Essex Street - Essex Street, is named for Essex, UK, famous for its thriving industries. It is located in a development with names from European cities. Essex county, a county with an area of 1,520 sq mi (3,938 sq km) and located in SE England, is found on the Thames River and the North Sea. It is one of the “Home Counties” of London. Chelmsford is the county seat. The land rises from the low, irregular coastline to undulating pastoral country. Streams and salt marshes are plentiful. The chief crops of Essex are wheat, barley, sugar beets, potatoes, fruits, and vegetables. There is market gardening for London and some dairy and sheep farming. Oyster fisheries are also important. Industries include petroleum refining, chemicals, machinery, textiles, cement, processed foods, electrical goods, and nuclear power generation. Essex was once part of the kingdom of the East Saxons; Roman and Saxon remains are at Colchester and Maldon. Popular resorts line the coast.

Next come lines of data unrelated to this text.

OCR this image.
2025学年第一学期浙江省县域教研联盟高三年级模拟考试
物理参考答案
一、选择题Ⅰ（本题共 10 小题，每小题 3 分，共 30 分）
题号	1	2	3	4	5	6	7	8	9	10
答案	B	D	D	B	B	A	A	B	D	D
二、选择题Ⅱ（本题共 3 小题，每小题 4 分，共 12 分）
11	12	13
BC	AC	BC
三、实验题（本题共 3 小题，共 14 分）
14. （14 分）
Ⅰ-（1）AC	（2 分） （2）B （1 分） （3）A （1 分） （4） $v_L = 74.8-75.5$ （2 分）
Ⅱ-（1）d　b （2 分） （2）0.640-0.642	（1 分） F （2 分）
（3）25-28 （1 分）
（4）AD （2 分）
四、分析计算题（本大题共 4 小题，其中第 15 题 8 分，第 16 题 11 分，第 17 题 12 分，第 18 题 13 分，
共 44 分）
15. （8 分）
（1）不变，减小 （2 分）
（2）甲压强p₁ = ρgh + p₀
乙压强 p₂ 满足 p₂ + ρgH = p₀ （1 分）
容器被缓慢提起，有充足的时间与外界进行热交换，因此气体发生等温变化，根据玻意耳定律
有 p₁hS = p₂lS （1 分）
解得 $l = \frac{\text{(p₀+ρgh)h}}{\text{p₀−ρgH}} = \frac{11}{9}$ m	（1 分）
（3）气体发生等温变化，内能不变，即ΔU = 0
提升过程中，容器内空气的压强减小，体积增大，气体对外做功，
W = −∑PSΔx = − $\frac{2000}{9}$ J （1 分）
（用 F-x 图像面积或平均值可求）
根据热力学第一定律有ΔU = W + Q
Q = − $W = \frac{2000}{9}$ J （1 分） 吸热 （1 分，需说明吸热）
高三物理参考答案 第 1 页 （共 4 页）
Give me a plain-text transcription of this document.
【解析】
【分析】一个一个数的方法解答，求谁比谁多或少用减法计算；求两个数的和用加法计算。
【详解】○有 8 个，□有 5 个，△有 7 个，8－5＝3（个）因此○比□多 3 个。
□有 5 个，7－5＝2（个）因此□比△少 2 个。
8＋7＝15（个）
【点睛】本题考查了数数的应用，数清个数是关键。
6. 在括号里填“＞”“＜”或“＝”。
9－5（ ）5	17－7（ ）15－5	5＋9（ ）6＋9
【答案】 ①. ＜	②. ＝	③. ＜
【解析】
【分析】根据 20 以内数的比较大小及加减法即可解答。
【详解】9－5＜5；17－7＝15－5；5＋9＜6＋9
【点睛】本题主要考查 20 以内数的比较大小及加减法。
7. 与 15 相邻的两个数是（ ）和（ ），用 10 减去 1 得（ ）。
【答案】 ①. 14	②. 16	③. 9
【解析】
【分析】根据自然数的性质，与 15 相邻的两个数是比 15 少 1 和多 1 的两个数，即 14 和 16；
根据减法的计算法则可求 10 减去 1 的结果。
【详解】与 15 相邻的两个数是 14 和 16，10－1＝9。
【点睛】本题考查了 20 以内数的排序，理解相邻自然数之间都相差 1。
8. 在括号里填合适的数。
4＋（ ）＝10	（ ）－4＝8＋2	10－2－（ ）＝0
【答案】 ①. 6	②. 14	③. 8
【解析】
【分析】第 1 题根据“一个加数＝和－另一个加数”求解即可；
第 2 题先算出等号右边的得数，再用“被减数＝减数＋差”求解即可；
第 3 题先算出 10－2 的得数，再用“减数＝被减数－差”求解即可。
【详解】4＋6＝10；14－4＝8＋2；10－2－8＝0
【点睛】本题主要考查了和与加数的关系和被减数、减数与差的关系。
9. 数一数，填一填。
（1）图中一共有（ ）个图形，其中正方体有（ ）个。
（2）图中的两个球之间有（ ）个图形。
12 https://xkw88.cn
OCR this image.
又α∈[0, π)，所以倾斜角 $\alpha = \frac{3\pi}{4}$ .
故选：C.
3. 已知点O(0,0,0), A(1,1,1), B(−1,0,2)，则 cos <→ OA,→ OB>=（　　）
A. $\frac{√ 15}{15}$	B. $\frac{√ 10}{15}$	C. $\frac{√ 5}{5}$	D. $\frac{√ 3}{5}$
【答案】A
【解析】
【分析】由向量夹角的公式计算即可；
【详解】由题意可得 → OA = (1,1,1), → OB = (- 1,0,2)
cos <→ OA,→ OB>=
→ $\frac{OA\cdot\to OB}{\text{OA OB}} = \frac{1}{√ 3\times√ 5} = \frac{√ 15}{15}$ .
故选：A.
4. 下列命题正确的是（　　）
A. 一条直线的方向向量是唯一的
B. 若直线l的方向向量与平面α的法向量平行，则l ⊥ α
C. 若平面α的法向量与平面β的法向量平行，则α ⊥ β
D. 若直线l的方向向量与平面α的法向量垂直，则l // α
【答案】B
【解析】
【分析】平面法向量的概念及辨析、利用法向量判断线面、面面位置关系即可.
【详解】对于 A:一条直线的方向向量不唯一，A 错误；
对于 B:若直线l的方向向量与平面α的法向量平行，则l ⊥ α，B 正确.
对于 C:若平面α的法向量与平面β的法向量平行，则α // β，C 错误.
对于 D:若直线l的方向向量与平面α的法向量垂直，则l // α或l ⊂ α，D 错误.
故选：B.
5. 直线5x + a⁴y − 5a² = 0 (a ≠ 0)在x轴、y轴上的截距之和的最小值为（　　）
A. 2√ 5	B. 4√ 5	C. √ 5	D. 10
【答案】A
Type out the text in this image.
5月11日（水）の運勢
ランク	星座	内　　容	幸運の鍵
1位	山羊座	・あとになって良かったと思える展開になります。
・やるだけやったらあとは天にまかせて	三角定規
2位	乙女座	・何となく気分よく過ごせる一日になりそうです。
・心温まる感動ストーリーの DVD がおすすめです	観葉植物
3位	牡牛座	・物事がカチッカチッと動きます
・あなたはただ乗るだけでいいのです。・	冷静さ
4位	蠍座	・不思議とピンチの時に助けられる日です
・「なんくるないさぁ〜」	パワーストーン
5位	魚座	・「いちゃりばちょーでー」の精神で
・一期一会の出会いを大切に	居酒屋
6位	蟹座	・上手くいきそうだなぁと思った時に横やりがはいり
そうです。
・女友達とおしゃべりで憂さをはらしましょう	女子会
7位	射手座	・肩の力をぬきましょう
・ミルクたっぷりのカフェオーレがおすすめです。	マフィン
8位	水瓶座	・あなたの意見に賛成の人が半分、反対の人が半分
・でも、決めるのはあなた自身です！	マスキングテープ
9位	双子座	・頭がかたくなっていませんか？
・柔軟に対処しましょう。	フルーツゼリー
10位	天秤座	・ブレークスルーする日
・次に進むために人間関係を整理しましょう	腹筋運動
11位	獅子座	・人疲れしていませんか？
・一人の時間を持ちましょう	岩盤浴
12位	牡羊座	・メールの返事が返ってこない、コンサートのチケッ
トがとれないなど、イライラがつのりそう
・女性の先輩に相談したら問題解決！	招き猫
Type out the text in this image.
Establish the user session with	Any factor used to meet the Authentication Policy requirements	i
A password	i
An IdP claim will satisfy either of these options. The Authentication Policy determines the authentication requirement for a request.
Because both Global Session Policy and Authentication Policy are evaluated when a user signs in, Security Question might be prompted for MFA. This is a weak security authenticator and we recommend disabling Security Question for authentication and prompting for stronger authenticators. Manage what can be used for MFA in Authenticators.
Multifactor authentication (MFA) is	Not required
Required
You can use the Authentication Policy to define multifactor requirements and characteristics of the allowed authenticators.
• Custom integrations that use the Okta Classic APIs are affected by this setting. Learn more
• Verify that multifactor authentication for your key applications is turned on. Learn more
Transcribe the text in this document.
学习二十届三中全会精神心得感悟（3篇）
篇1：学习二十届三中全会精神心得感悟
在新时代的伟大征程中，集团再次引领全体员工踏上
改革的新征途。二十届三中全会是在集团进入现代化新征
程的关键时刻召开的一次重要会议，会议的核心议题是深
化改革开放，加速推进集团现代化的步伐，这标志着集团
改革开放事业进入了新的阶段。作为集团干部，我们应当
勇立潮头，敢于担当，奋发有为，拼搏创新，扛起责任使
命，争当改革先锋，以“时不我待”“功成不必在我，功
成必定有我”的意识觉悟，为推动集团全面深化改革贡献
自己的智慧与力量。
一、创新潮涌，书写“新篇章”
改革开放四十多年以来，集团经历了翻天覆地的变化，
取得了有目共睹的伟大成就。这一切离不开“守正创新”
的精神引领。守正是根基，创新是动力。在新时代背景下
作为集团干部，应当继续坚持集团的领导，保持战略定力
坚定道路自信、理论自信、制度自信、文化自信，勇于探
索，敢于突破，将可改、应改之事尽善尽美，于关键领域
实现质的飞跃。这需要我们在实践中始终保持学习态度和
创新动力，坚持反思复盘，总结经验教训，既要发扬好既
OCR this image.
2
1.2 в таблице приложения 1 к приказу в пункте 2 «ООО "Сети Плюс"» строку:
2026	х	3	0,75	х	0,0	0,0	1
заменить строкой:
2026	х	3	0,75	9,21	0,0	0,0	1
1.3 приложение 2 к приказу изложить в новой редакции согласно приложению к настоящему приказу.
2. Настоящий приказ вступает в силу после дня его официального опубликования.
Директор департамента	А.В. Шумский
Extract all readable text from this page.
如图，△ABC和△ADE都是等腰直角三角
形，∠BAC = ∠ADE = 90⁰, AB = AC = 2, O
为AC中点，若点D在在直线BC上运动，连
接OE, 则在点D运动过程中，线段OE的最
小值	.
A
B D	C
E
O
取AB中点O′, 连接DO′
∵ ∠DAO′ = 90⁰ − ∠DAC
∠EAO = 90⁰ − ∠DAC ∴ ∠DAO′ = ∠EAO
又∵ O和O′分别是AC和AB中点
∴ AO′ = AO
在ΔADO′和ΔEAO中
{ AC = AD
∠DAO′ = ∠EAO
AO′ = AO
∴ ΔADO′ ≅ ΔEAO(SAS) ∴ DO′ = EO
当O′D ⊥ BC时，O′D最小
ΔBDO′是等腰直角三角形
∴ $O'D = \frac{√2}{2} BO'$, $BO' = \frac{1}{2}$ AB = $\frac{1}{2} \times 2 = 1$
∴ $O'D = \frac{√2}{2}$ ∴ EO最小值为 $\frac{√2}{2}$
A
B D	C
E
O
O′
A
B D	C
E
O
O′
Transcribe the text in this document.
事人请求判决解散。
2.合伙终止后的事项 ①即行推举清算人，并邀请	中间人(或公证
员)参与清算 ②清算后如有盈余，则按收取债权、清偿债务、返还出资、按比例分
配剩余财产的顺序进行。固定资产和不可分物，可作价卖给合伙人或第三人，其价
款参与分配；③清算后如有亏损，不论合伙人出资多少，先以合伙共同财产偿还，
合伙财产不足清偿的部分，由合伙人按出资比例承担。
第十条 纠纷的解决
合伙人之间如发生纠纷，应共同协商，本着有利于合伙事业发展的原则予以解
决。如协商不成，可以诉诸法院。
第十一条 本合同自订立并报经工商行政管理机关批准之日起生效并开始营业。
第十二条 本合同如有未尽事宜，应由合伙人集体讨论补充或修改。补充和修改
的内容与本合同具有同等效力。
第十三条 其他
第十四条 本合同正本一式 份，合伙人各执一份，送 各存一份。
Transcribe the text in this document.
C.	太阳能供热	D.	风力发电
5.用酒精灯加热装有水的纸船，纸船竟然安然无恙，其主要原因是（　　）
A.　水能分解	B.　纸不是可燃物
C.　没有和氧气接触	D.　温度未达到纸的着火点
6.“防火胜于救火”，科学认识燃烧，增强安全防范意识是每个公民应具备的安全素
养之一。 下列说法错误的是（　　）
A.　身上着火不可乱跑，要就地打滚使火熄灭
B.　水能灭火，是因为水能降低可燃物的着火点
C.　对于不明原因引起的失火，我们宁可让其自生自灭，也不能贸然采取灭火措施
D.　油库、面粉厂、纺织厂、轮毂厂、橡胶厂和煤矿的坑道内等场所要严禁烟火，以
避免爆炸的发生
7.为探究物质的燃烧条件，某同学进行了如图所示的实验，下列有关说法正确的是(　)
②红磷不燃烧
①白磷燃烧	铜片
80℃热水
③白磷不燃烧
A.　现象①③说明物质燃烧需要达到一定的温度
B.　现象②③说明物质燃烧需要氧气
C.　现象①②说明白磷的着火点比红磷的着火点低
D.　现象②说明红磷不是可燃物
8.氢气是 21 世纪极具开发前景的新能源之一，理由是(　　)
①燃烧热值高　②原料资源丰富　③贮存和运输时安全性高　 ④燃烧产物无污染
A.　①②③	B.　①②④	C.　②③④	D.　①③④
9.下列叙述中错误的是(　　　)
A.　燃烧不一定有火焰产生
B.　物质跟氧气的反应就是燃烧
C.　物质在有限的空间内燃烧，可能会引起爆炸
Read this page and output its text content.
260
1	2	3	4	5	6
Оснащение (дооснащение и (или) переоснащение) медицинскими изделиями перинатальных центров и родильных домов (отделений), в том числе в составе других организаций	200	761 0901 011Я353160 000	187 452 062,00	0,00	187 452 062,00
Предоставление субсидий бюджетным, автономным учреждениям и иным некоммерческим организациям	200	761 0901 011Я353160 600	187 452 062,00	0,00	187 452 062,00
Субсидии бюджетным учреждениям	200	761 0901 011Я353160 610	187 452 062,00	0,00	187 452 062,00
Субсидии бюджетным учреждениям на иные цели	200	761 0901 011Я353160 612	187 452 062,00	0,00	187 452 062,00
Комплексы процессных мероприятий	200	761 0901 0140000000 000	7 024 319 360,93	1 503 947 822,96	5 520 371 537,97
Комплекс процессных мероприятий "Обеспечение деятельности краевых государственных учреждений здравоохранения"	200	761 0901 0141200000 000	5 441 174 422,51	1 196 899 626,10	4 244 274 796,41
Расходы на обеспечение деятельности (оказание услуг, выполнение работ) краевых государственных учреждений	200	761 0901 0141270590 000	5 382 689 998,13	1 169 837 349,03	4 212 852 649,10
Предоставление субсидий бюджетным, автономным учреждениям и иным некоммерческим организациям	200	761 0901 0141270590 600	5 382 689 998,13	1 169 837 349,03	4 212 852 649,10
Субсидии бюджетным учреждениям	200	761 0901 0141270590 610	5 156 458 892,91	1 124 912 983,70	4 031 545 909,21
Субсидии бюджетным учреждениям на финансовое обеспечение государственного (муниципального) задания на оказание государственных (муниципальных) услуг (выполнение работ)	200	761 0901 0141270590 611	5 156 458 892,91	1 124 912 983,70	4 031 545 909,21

Euclid Lane - Euclid of Alexandria was a mathematician for whom Euclid Lane was named. Euclid Lane is in a district of Nashua with streets named after mathematicians. Euclid of Alexandria was a well - known Greek mathematician. Little is known of his life other than the fact that he taught at Alexandria, being associated with the school that grew up there in the late 4th cent. B.C. He is famous for his Elements, a presentation in thirteen books of the geometry and other mathematics known in his day. The first six books cover elementary plane geometry and have served since as the basis for most beginning courses on this subject. The other books of the Elements treat the theory of numbers and certain problems in arithmetic (on a geometric basis) and solid geometry, including the five regular polyhedra, or Platonic solids. The great contribution of Euclid was his use of a deductive system for the presentation of mathematics. Primary terms, such as point and line, are defined; unproved assumptions, or postulates, regarding these terms are stated; and a series of statements are then deduced logically from the definitions and postulates. Although Euclid's system no longer satisfies modern requirements of logical rigor, its importance in influencing the direction and method of the development of mathematics is undisputed. One consequence of the critical examination of Euclid's system was the discovery in the early 19th cent. that his fifth postulate, equivalent to the statement that one and only one line parallel to a given line can be drawn through a point external to the line, can not be proved from the other postulates; on the contrary, by substituting a different postulate for this parallel postulate two different self - consistent forms of non - Euclidean geometry were deduced, one by Nikolai I. Lobachevsky (1826) and independently by János Bolyai (1832) and another by Bernhard Riemann (1854). A few modern historians have questioned Euclid's authorship of the Elements, but he is definitely known to have written other works, most notably the Optics.

Everett Street - Everett Street was named for Fredrick E. Everett and his family in Nashua.